= Cultural History Artifact Management and Patriotism Act of 2015 =

The Cultural History Artifact Management and Patriotism Act of 2015 is a law, SL 2015–170, passed by the General Assembly of North Carolina in 2015. The law's self-description is:

An act to ensure respectful treatment of the American flag and the North Carolina flag by state agencies and other political subdivisions of the state; to establish the Division of Veterans Affairs as the clearinghouse for the disposal of worn, tattered, and damaged flags; to provide for the protection of monuments and memorials commemorating events, persons, and military service in North Carolina history; and to transfer custody of certain historic documents in the possession of the Office of the Secretary of State to the Department of Cultural Resources and to facilitate public opportunity to view these documents.

"Many observers have inferred that the purpose of this legislation is the protection of these [Confederate] monuments, an inference that has had significant implications for the heated public debate surrounding the statute."
 "The North Carolina HPA is functionally a complete prohibition of monument removal."

The law was in the news in 2018 because Governor Roy Cooper called for the removal of three Confederate monuments on the grounds of the state capitol (see List of Confederate monuments and memorials#North Carolina).
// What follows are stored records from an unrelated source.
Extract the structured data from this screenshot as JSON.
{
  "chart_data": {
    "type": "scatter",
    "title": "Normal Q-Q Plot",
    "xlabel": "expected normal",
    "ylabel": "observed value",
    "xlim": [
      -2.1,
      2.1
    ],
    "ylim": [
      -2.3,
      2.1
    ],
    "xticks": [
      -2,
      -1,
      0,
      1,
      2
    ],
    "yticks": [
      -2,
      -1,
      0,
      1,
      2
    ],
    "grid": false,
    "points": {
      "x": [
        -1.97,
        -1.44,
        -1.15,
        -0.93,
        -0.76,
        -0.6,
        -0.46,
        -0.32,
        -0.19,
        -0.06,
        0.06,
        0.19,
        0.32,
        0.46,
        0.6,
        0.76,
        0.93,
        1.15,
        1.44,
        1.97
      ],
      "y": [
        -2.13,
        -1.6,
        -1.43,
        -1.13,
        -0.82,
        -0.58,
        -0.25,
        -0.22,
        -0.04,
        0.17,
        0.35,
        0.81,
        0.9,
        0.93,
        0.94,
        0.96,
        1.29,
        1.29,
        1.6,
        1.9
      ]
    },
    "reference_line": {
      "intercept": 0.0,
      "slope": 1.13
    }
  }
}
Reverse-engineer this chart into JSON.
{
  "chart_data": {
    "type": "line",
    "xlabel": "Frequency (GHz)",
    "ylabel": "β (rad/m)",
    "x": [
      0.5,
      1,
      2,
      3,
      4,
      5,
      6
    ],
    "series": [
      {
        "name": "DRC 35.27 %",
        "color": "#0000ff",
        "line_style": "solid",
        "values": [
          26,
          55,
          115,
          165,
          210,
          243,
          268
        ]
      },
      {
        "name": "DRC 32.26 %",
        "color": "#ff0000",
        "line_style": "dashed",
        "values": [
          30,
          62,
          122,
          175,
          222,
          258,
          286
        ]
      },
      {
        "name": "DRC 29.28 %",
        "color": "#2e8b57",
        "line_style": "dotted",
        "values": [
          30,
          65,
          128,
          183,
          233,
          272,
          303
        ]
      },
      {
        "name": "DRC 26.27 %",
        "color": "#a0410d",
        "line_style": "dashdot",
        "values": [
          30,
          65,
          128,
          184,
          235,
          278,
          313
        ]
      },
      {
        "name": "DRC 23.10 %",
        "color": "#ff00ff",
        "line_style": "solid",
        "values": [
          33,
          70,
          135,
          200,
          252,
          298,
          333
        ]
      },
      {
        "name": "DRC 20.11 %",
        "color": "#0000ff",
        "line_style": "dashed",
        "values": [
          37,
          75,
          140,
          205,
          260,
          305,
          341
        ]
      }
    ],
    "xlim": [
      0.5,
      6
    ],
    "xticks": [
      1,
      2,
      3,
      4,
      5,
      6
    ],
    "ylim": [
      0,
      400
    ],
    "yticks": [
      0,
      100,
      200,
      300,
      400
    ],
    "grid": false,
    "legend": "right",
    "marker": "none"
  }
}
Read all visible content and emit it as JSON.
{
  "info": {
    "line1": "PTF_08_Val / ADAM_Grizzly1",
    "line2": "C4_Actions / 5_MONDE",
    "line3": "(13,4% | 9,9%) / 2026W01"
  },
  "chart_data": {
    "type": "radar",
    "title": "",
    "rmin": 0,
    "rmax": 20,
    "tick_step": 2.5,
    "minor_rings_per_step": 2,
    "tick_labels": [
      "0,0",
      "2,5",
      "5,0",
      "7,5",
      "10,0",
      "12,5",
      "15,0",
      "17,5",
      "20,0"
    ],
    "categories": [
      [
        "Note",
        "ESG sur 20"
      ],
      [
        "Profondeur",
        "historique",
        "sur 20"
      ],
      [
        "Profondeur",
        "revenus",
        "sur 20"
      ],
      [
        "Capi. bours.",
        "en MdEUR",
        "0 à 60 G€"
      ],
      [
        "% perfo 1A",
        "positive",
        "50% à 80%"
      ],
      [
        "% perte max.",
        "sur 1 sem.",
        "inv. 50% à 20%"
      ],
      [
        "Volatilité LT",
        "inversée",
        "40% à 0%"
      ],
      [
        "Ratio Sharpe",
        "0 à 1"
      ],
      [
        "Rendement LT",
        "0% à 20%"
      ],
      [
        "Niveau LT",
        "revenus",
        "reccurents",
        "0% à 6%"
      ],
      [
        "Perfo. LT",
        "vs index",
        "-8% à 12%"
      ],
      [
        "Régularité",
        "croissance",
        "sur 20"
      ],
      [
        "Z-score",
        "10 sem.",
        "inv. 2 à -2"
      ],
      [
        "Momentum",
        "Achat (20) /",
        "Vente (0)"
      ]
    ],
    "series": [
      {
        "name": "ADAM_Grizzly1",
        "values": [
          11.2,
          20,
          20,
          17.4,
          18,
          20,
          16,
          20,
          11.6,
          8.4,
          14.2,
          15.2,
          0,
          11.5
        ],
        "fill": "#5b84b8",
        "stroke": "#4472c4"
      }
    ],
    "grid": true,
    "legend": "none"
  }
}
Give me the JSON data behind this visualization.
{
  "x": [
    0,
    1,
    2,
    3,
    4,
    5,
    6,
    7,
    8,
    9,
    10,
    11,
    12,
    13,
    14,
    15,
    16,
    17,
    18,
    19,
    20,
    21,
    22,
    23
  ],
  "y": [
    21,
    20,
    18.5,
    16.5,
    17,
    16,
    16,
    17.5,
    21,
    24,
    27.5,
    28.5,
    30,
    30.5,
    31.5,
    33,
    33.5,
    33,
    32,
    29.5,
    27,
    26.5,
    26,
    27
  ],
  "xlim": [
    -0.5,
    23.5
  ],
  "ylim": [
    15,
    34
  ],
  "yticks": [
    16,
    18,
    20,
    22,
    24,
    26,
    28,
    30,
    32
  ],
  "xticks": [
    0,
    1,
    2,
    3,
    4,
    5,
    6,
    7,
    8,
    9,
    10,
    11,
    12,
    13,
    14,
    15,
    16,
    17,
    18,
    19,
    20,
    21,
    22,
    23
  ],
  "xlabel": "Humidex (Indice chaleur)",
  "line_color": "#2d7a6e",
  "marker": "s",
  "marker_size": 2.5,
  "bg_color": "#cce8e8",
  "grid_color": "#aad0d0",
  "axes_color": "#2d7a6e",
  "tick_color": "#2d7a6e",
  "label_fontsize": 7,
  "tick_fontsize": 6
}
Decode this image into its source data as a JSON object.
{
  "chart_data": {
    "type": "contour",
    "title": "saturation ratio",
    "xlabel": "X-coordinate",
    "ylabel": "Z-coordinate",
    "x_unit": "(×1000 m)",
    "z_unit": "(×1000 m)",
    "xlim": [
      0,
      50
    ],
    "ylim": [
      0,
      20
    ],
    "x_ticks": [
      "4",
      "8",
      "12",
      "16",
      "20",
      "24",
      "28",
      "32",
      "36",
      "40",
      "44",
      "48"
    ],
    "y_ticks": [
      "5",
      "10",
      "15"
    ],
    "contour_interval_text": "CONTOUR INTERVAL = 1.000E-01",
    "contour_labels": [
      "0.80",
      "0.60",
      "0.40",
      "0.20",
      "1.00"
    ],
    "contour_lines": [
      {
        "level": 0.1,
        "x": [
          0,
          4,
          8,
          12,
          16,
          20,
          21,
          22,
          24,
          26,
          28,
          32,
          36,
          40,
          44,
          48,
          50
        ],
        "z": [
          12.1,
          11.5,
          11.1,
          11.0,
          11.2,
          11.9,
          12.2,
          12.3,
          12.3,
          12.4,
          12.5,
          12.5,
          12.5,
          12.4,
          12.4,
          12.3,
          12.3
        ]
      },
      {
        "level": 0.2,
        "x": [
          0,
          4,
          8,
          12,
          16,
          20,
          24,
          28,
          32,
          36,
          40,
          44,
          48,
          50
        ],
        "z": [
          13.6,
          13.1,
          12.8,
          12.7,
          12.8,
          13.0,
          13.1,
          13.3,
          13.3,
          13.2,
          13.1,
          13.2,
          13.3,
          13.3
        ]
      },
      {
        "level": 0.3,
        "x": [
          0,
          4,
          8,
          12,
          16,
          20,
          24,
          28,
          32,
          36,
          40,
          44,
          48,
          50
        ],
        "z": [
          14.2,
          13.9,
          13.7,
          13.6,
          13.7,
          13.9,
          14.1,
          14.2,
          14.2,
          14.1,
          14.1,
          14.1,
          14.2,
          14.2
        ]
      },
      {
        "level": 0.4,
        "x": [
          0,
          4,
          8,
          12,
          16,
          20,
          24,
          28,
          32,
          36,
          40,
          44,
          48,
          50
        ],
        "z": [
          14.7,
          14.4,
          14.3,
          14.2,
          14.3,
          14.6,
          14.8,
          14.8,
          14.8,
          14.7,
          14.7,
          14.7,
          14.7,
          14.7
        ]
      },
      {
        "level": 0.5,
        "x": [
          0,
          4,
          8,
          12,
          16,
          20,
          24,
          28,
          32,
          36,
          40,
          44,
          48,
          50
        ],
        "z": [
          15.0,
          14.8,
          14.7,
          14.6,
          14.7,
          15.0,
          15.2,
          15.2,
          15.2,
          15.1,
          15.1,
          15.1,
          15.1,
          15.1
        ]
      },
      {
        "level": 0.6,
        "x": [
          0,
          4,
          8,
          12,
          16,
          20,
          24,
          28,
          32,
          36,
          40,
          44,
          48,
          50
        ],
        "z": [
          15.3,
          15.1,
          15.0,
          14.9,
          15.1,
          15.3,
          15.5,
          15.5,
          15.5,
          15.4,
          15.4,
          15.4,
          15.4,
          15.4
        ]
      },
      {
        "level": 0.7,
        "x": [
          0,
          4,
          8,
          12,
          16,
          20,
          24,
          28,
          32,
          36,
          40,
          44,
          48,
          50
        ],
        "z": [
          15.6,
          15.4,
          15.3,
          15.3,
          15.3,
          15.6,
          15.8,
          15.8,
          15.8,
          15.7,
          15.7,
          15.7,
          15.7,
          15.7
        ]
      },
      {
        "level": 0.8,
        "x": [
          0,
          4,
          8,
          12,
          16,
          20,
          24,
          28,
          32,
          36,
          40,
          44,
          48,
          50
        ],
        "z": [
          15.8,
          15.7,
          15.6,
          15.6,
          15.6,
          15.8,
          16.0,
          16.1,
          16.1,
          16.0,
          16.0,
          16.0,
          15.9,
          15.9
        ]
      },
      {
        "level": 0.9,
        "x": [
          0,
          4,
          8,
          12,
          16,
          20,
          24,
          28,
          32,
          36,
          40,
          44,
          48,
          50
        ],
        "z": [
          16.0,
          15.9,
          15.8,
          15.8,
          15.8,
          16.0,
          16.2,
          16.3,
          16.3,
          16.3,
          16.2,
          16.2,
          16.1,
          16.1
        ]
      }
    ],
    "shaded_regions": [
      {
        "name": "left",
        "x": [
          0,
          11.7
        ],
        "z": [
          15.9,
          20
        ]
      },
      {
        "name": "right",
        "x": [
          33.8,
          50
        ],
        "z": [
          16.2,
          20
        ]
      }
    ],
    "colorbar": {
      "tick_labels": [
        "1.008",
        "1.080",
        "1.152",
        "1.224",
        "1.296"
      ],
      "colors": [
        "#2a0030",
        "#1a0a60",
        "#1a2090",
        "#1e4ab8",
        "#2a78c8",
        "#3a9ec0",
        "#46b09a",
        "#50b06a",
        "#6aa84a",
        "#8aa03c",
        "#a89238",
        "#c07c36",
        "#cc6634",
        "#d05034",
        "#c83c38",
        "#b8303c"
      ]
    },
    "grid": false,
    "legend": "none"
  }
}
Since the law says that "a monument, memorial, or work of art owned by the State may not be removed, relocated, or altered in any way without the approval of the North Carolina Historical Commission", he, through the North Carolina Department of Administration, sent to the Commission in September 2017 a request that they approve the removal. In a statement issued on August 22, 2018, the Commission found that another part of the act ("an object of remembrance located on public property may not be permanently removed") prevented them from approving the Governor's request. Cooper subsequently called for the law's repeal.

Officials of the University of North Carolina at Chapel Hill have said many times that they wanted to remove Silent Sam, a Confederate monument located prominently at the original entrance to the campus, but were prohibited from doing so by this law. The monument was toppled by protestors on August 20, 2018.